Toronto psychologist and ski pro, Lisa Shatford writes in How to Ski With a Broken Heart:
On this epic blue morning in early December when you feel like you are stealing a secret, you notice once again how the mountain swallows up your knots and opens up your wonder. Winds of psalms gust through your heart. You stand in a jagged stunning cathedral, a life reminder, a check of time, and you feel your best self flying strong.
In Storm Cycle, California-based ski-gear designer, Ron Shevock pedals his way though knee reconstruction rehab and nurses a broken heart.
This morning's rain falls like fists.
Lefts. Rights.
Jabs.
Liquid hammers beating a drunken march on my eardrums.
Uppercuts.
Hooks.
I duck and weave, back into a bruised corner, and dive under the sheets.
Aspect is not just creating a forum for writers to expose their work, but a place to dig deeper into the essence of mountain culture.
One-time Whistler lad, Mitchell Scott, Editor-at-Large to Powder and Bike magazines, edits what may be B.C.’s sacred text of the mountain vibe, Kootenay Mountain Culture magazine. Scott was an early contributor to Aspect. "Any venue for people expressing themselves is positive. What Kris is trying to do and what we’re trying to do with KMC is to articulate the voice of mountain culture."
Scott sees that voice right now as confused, as the culture evolves into something more than just lifestyle, more than just a season of ski-bumming before returning to the real world, more than just a second home and a fantasy to dabble in.
"There’s a whole massive spiritual side of things," says Scott, citing Ptor Spriceniks as emblematic of someone who understands the essence of being a mountain person. "A lot of people are looking for that and it could take them a lifetime to see it."
Scott, who grew up skiing Blackcomb, took a long time to come to terms with his own spiritual self. "I called myself an atheist at school. It was really about being anti-establishment, but it took me a while to realize I do believe in something. Being outside with my friends. Watching the weather patterns. If I’d been able to read some of this sort of stuff earlier, I might have worked it out more quickly."
In a recent piece in Adbusters, David Nicholson-Lord writes of the newly coined "nature-deficit disorder." Up to 93 per cent of Westerners’ lives are now lived indoors. 99 per cent of Americans spend less than one day in a lifetime in conscious sensory contact with nature. As a species, our disconnect with the natural world is getting wider and wider.
No wonder coming to the mountains blows people’s minds.
Nicholson-Lord argues, "We need to reconnect with nature before it connects, terminally, with us. Get a relationship going with a tree. Watch a pile of leaves when the winter wind hits it. Drink fresh snow."
Our reaction when we experience something deep, that moves us, that gives us those glimpses and flashes of insight into something bigger, is to hold on to those moments. To make them tangible in some way. For the tourist, watching the hours of their holiday tick away, this desire turns into shopping sprees for everything from souvenir T-shirts to time-share.

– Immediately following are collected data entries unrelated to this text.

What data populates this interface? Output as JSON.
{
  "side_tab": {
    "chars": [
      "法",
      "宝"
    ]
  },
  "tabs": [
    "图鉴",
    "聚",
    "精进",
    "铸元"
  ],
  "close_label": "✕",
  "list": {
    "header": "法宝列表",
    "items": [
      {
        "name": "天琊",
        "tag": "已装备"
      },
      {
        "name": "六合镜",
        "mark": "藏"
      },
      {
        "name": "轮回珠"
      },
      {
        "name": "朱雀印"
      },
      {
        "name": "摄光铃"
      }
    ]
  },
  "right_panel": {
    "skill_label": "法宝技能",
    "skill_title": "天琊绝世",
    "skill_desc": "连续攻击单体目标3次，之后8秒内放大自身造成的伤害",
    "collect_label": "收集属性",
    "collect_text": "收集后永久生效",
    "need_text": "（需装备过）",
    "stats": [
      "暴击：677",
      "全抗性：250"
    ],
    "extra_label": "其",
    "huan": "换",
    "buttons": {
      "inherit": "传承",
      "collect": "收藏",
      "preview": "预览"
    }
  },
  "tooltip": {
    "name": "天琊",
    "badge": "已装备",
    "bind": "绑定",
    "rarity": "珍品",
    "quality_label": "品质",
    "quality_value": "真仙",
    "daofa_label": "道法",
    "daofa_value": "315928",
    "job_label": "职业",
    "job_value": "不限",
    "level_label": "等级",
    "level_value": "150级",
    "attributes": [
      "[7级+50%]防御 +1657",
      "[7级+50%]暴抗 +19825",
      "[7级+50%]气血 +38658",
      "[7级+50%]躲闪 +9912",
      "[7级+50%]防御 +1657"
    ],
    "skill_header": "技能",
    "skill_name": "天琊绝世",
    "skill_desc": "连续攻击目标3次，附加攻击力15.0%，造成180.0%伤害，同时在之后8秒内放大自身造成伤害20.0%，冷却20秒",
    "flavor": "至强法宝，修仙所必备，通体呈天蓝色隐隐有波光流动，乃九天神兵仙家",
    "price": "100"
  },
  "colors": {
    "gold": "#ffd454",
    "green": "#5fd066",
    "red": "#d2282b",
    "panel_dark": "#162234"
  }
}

Storyteller Mitchell Scott offers an alternative. "The most tangible thing we can do is have stories," he says.
When we walk away from a powder day, a love affair, a journey, with a story, we don’t feel empty-handed. If we can spend the whole winter telling stories, we go more eagerly into the cave. When we gather around the body of a loved one and share stories about their life, the loss is easier to bear, the stories somehow pad the sharp edge of desolation.
And the chance to share stories, on a chairlift, in the bar, kicking back with a magazine, or scrolling through an on-line forum, about our quest for the perfect line, might really be about our collective fumblings towards the divine. Might, in fact, be our only hope.